Our study has several limitations. The performance of the test depends on time since infection, with limited sensitivity for recent infections. At the earlier stage of the infection, individuals may not yet be able produce detectable antibodies. As, a result, it is likely that the estimated prevalence can be underestimated. Individuals with mild or asymptomatic infections tend to have lower IgG responses, so sensitivity of the tests to detect asymptomatic infections is lower, which could lead to underestimating seroprevalence. On the other hand, ELISA tests have shown higher background reactivity in some sub-Saharan African populations, increasing false positive rates [30, 31], which is speculated to be connected to unspecific immune responses from acute malaria. Therefore, future studies need to look into the validity of the test results in an Ethiopian setting.
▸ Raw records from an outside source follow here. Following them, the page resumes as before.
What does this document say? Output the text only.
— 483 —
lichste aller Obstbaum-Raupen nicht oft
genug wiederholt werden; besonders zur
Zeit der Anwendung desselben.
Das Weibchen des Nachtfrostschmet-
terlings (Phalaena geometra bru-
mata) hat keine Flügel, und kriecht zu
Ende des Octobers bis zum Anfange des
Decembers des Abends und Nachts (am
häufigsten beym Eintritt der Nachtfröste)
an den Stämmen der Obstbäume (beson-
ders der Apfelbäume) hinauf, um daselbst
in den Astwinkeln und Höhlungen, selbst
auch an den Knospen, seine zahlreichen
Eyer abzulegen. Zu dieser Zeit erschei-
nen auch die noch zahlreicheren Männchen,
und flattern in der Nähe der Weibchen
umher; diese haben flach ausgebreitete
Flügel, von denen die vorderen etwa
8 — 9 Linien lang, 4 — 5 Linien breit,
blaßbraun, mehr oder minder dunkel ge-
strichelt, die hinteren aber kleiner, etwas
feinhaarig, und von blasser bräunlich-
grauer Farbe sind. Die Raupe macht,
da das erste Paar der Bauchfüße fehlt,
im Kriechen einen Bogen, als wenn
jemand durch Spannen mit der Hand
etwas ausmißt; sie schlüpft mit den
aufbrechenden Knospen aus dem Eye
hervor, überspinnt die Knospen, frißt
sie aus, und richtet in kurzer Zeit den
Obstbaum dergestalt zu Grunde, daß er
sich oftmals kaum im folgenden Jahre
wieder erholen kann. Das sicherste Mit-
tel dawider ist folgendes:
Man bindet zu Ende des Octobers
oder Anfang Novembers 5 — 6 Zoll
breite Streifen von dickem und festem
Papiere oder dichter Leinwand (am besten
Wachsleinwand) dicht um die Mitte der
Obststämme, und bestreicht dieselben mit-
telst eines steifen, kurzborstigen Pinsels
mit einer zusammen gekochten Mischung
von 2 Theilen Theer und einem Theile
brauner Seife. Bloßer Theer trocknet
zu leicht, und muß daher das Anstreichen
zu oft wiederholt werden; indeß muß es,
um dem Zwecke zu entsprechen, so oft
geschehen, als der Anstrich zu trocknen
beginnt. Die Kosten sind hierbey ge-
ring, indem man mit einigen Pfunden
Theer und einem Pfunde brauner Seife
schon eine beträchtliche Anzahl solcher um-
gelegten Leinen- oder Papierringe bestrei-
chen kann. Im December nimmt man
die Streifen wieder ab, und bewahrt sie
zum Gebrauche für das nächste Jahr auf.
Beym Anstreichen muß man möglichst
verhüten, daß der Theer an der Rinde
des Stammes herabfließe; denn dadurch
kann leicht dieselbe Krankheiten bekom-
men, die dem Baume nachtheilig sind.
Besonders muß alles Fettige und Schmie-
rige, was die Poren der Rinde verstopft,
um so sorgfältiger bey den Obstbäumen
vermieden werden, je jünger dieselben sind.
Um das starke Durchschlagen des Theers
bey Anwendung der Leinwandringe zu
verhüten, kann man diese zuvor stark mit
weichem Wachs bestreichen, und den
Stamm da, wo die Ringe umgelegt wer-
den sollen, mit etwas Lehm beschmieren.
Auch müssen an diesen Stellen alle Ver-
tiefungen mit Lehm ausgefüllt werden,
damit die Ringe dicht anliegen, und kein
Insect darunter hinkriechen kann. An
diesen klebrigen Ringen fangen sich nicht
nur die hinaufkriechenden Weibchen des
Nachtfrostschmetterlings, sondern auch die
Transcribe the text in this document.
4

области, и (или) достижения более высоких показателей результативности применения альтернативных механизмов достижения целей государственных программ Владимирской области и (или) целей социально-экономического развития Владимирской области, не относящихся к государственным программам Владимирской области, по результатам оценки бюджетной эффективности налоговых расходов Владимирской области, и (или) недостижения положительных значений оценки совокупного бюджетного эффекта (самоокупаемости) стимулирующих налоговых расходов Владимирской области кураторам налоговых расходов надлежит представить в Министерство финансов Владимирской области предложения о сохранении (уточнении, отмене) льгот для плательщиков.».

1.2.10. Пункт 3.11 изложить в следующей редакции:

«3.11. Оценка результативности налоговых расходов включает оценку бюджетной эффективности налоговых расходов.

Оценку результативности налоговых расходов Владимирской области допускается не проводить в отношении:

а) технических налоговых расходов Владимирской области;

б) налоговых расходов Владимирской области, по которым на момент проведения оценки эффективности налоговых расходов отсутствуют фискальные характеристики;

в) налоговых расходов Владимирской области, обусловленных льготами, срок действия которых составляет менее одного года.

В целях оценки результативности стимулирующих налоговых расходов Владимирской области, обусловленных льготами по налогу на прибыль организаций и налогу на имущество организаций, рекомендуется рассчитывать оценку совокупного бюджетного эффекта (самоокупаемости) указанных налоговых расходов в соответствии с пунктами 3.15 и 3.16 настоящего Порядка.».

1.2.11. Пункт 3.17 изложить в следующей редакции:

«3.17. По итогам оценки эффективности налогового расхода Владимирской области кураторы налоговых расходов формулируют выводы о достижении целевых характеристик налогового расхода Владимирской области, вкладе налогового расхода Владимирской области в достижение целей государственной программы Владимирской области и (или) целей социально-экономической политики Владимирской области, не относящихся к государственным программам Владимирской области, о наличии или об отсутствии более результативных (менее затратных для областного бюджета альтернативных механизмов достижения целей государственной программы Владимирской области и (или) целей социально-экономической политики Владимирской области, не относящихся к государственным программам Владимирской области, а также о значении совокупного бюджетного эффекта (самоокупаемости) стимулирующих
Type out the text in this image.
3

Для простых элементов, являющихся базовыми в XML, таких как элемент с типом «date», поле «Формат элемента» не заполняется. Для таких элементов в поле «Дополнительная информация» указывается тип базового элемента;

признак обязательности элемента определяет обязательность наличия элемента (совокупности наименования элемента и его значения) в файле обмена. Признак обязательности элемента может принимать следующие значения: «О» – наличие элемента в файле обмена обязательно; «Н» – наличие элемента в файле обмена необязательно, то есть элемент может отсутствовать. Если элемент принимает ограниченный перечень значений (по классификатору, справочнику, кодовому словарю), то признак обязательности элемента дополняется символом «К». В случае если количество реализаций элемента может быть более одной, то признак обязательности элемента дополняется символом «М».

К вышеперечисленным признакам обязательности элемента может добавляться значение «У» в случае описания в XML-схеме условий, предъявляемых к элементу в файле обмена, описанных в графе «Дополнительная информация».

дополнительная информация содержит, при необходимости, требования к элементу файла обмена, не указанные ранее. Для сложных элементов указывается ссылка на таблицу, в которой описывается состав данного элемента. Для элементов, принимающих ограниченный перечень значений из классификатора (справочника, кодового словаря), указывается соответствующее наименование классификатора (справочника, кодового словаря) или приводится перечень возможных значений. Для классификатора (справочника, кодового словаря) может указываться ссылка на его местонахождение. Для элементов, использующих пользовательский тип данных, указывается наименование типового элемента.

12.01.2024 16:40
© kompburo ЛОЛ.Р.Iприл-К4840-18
Although it was possible to adjust for such variations of test performance by time since infection, we could not adjust our estimates to the sensitivity as none of our study participants reported symptoms compatible with COVID-19. Responses regarding COVID-19 recommended preventive measures were subjective self-reports. It is likely that individuals might not always maintain the recommended physical distance and proper mask wearing but can still positively report causing social desirability bias. Moreover, inclusion of only crowded neighbourhoods of the city administration in this survey means that the estimates cannot be representative for the city administration. Therefore, it is essential to note that these findings are true for high-density regions included in this study and should not be generalized to the entire city administration.

Conclusions

In conclusion, the findings of this study imply that prevalence of COVID-19 was lower, indicating larger proportion of population was yet to be infected. We also found that lower seroprevalence among people with self-reported practice of COVID-19 prevention measures. Therefore, it is essential to promote and strengthen the recommended COVID 19 preventive measures to cut transmissions with in the community.